Me acordaba de esto mientras esperaba en el lounge de British Airways el vuelo que me traería, al fin, a casa (89).
Abro el bolso, un Kelly de Hermes, colorado, tan viajado que parece la montura de Lucky Luke luego de cruzar el desierto persiguiendo a los Dalton. No concibo un Kelly impecable, si alguna vez pierdo éste, al próximo lo meteré en el lavarropas con mi colección de canto rodados una tarde entera. Me fui por las ramas, perdón (268). Decía, abro el bolso, uno al lado del otro dos La Elegancia del Erizo de Muriel Barbery; mejor dicho un L'Élégance du hérisson (Gallimard) y un La Elegancia del Erizo (Seix Barral). No leo suficiente francés y es imposible disfrutar la versión española llena de me dio la tabarra; es un abogado muy pijo y frasecitas por el estilo en boca de los habitantes de un edificio muy chic, en el número 7 de la calle Grenelle.
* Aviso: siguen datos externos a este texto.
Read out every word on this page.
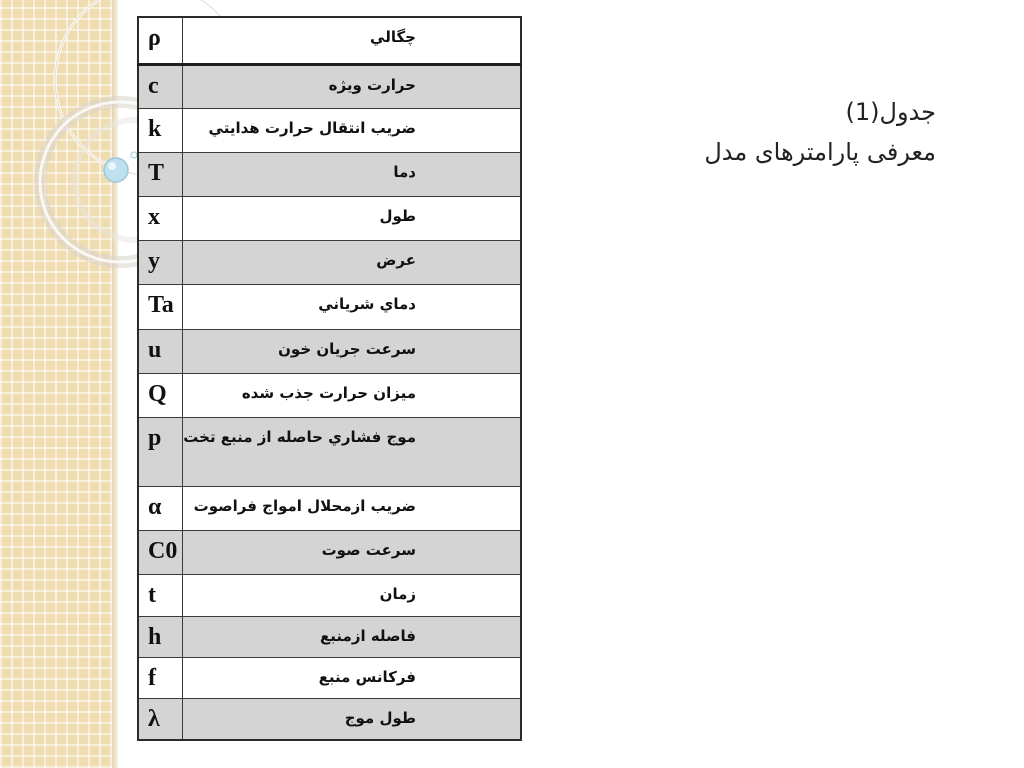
ρ	چگالي
c	حرارت ويژه
k	ضريب انتقال حرارت هدايتي
T	دما
x	طول
y	عرض
Ta	دماي شرياني
u	سرعت جريان خون
Q	ميزان حرارت جذب شده
p	موج فشاري حاصله از منبع تخت
α	ضريب ازمحلال امواج فراصوت
C0	سرعت صوت
t	زمان
h	فاصله ازمنبع
f	فركانس منبع
λ	طول موج
جدول(1)
معرفی پارامترهای مدل
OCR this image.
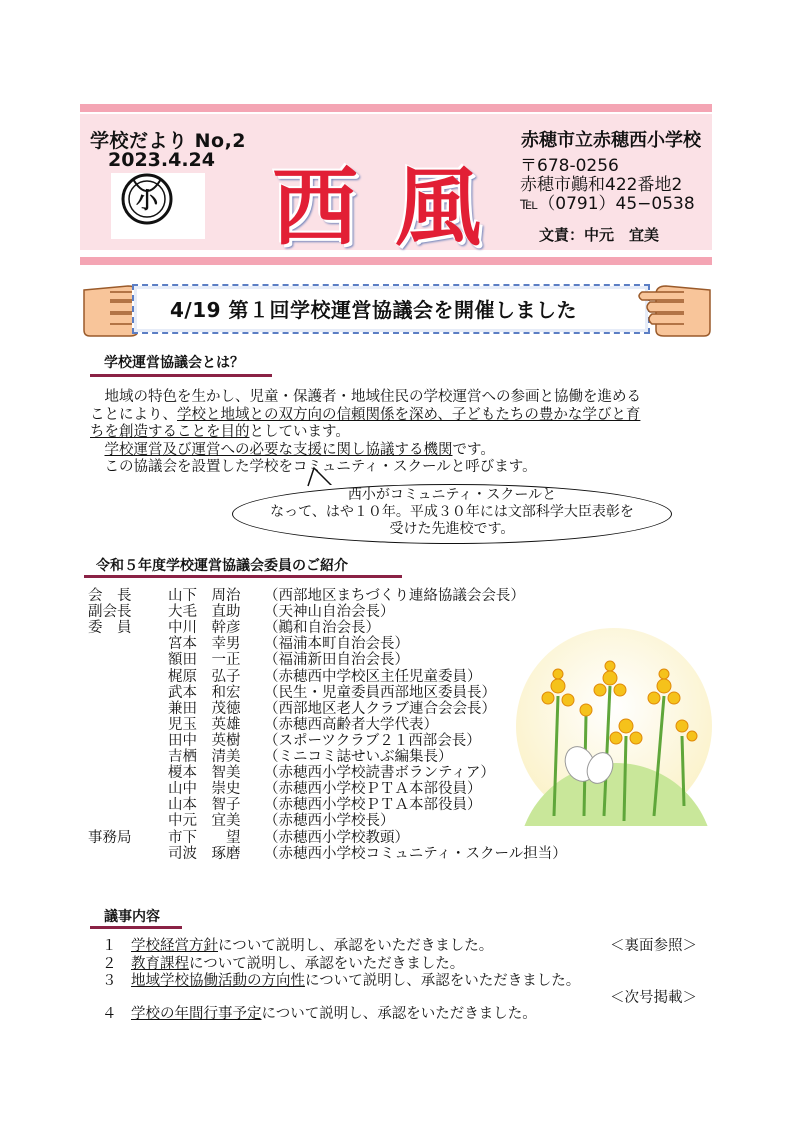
小
学校だより No,2
2023.4.24 西 風
赤穂市立赤穂西小学校
〒678-0256
赤穂市鷆和422番地2
℡（0791）45−0538
文責：中元　宜美
4/19 第１回学校運営協議会を開催しました
学校運営協議会とは？
　地域の特色を生かし、児童・保護者・地域住民の学校運営への参画と協働を進める
ことにより、学校と地域との双方向の信頼関係を深め、子どもたちの豊かな学びと育
ちを創造することを目的としています。
　学校運営及び運営への必要な支援に関し協議する機関です。
　この協議会を設置した学校をコミュニティ・スクールと呼びます。
西小がコミュニティ・スクールと
なって、はや１０年。平成３０年には文部科学大臣表彰を
受けた先進校です。
令和５年度学校運営協議会委員のご紹介
会　長	山下　周治 （西部地区まちづくり連絡協議会会長）
副会長	大毛　直助 （天神山自治会長）
委　員	中川　幹彦 （鷆和自治会長）
宮本　幸男 （福浦本町自治会長）
額田　一正 （福浦新田自治会長）
梶原　弘子 （赤穂西中学校区主任児童委員）
武本　和宏 （民生・児童委員西部地区委員長）
兼田　茂徳 （西部地区老人クラブ連合会会長）
児玉　英雄 （赤穂西高齢者大学代表）
田中　英樹 （スポーツクラブ２１西部会長）
吉栖　清美 （ミニコミ誌せいぶ編集長）
榎本　智美 （赤穂西小学校読書ボランティア）
山中　崇史 （赤穂西小学校ＰＴＡ本部役員）
山本　智子 （赤穂西小学校ＰＴＡ本部役員）
中元　宜美 （赤穂西小学校長）
事務局	市下　　望 （赤穂西小学校教頭）
司波　琢磨 （赤穂西小学校コミュニティ・スクール担当）
議事内容
１　 学校経営方針について説明し、承認をいただきました。	＜裏面参照＞
２　 教育課程について説明し、承認をいただきました。
３　 地域学校協働活動の方向性について説明し、承認をいただきました。
＜次号掲載＞
４　 学校の年間行事予定について説明し、承認をいただきました。
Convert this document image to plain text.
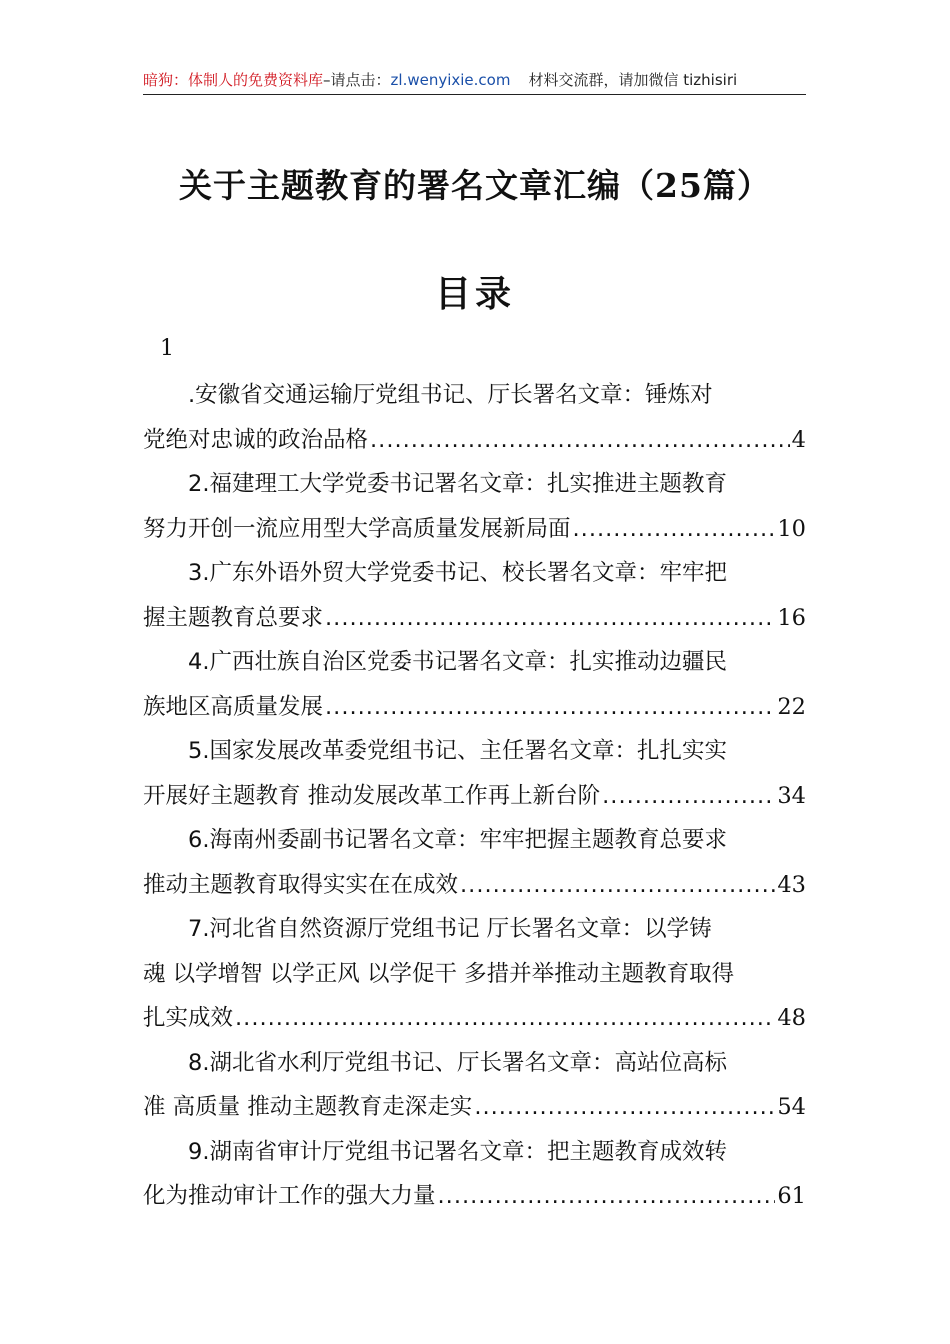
暗狗：体制人的免费资料库–请点击：zl.wenyixie.com 材料交流群，请加微信 tizhisiri
关于主题教育的署名文章汇编（25篇）
目录
1
.安徽省交通运输厅党组书记、厅长署名文章：锤炼对
党绝对忠诚的政治品格 .....	4
2.福建理工大学党委书记署名文章：扎实推进主题教育
努力开创一流应用型大学高质量发展新局面 .....	10
3.广东外语外贸大学党委书记、校长署名文章：牢牢把
握主题教育总要求 .....	16
4.广西壮族自治区党委书记署名文章：扎实推动边疆民
族地区高质量发展 .....	22
5.国家发展改革委党组书记、主任署名文章：扎扎实实
开展好主题教育 推动发展改革工作再上新台阶 .....	34
6.海南州委副书记署名文章：牢牢把握主题教育总要求
推动主题教育取得实实在在成效 .....	43
7.河北省自然资源厅党组书记 厅长署名文章：以学铸
魂 以学增智 以学正风 以学促干 多措并举推动主题教育取得
扎实成效 .....	48
8.湖北省水利厅党组书记、厅长署名文章：高站位高标
准 高质量 推动主题教育走深走实 .....	54
9.湖南省审计厅党组书记署名文章：把主题教育成效转
化为推动审计工作的强大力量 .....	61
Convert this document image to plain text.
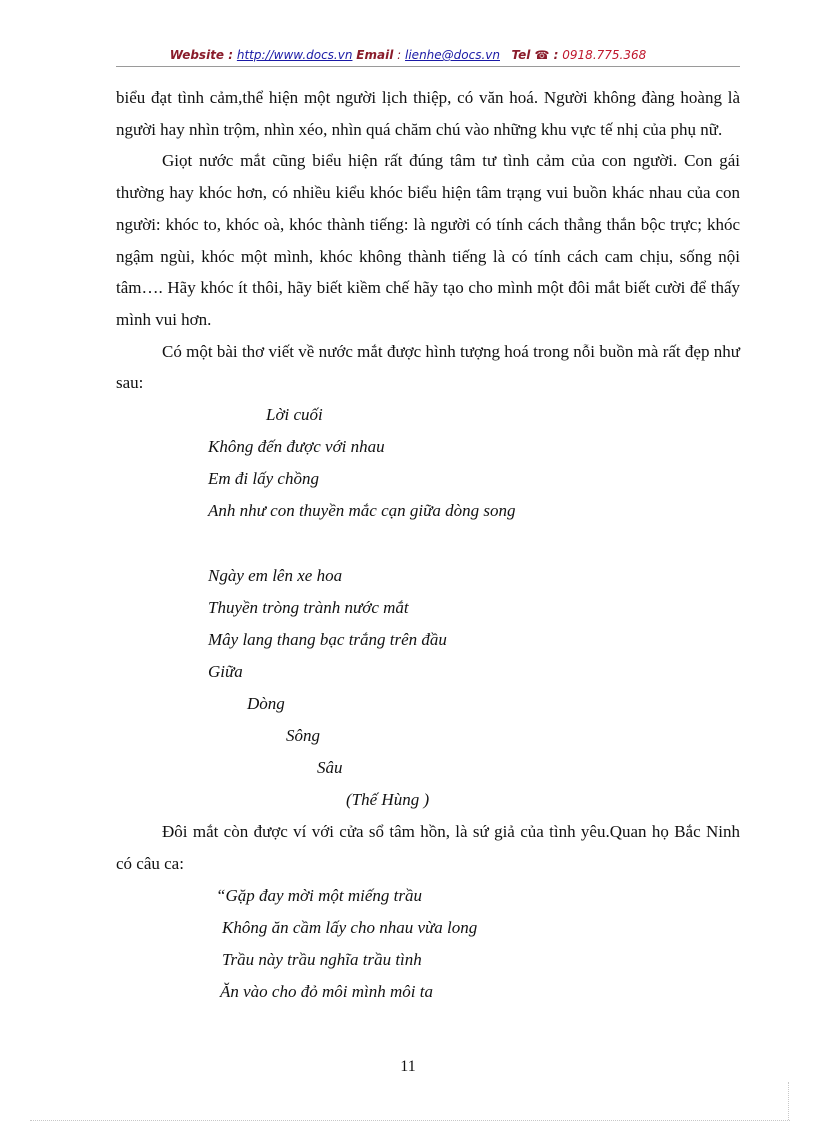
Website : http://www.docs.vn Email : lienhe@docs.vn Tel ☎ : 0918.775.368

biểu đạt tình cảm,thể hiện một người lịch thiệp, có văn hoá. Người không đàng hoàng là người hay nhìn trộm, nhìn xéo, nhìn quá chăm chú vào những khu vực tế nhị của phụ nữ.

Giọt nước mắt cũng biểu hiện rất đúng tâm tư tình cảm của con người. Con gái thường hay khóc hơn, có nhiều kiểu khóc biểu hiện tâm trạng vui buồn khác nhau của con người: khóc to, khóc oà, khóc thành tiếng: là người có tính cách thẳng thắn bộc trực; khóc ngậm ngùi, khóc một mình, khóc không thành tiếng là có tính cách cam chịu, sống nội tâm…. Hãy khóc ít thôi, hãy biết kiềm chế hãy tạo cho mình một đôi mắt biết cười để thấy mình vui hơn.

Có một bài thơ viết về nước mắt được hình tượng hoá trong nỗi buồn mà rất đẹp như sau:

Lời cuối
Không đến được với nhau
Em đi lấy chồng
Anh như con thuyền mắc cạn giữa dòng song
Ngày em lên xe hoa
Thuyền tròng trành nước mắt
Mây lang thang bạc trắng trên đầu
Giữa
Dòng
Sông
Sâu
(Thế Hùng )

Đôi mắt còn được ví với cửa sổ tâm hồn, là sứ giả của tình yêu.Quan họ Bắc Ninh có câu ca:

“Gặp đay mời một miếng trầu
Không ăn cầm lấy cho nhau vừa long
Trầu này trầu nghĩa trầu tình
Ăn vào cho đỏ môi mình môi ta
11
Cuando las novelas las traducía Victoria (Ocampo) eran una cosa, pero cuando caen en manos de Isabel González-Gallarza, les aseguro, es muy otra (462). Isabel, muy defensora de lo suyo, puede transformar en un quítame esas pajas, Las Fleurs du Mal de Baudelaire en Rinconete y Cortadillo de Cervantes (124). Así, primero leo una hoja en francés y luego la versión españolita de la Gallarza. Lleva su tiempo pero no hay otro modo, a menos que alguien resucite a la redacción de Sur (72).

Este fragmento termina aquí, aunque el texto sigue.